Conglomeration of various industrial companies in the scrap metal recycling, zinc-based and aluminum-based products manufacturing, and reusable materials operations advisory spaces.
Family-owned full-service scrap metal recycling company. The Company specialized in the processing of ferrous and non-ferrous metals, including copper, aluminum, steel, and lead, while also providing demolition processing and railcar dismantling services.
Target maintained a limited finance and accounting function, including the CFO supported by 2 finance personnel, with significant reliance on a third-party CPA firm for adjusting entries, tax preparation, and financial reporting. The CFO, new to the business within the last two years at the time of diligence, served as the main point of contact and was unable to provide answers to several detailed historical trending questions.
Target maintained a separate system for tracking inventory which relied on manual processes, including manual input to the GL. Material purchases were booked to COGS on the income statement—rather than inventory on the balance sheet—with quarterly adjustments to the inventory balance. These adjustments were based on estimates of material on hand made by experienced staff, rather than actual physical counts/weights. As the third-party CPA firm prepared the adjusting entries, Management was unable to fully explain the basis of the adjustments.
Target had multiple related entities, which presented challenges in arriving at a normalized level of business activity.

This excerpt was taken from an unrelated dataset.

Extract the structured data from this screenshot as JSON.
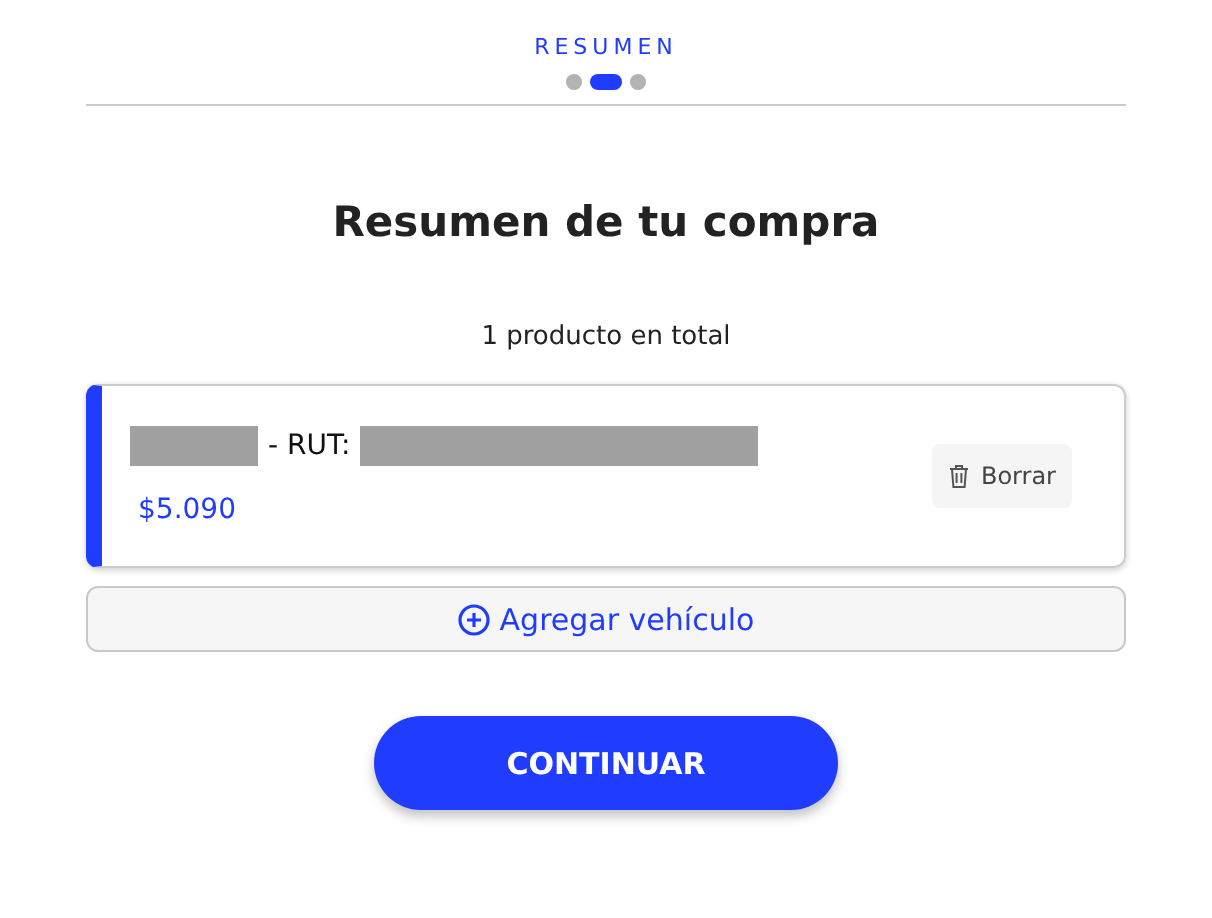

Increased adjusted EBITDA for capital expenditures recorded to the income statement should have been capitalized. Based on the rate of capital replenishment compared to the rate of capital depreciation, RedRidge presented a recommendation to the Client to consider Management’s estimate of run-rate CAPEX in the determination of the final purchase price.
Analyzed reported COGS and OpEx to determine which expenses represented the cost of goods sold versus period costs. Based on discussion with Management, RedRidge made necessary adjustments to the income statement to present historical gross margins on a normalized basis.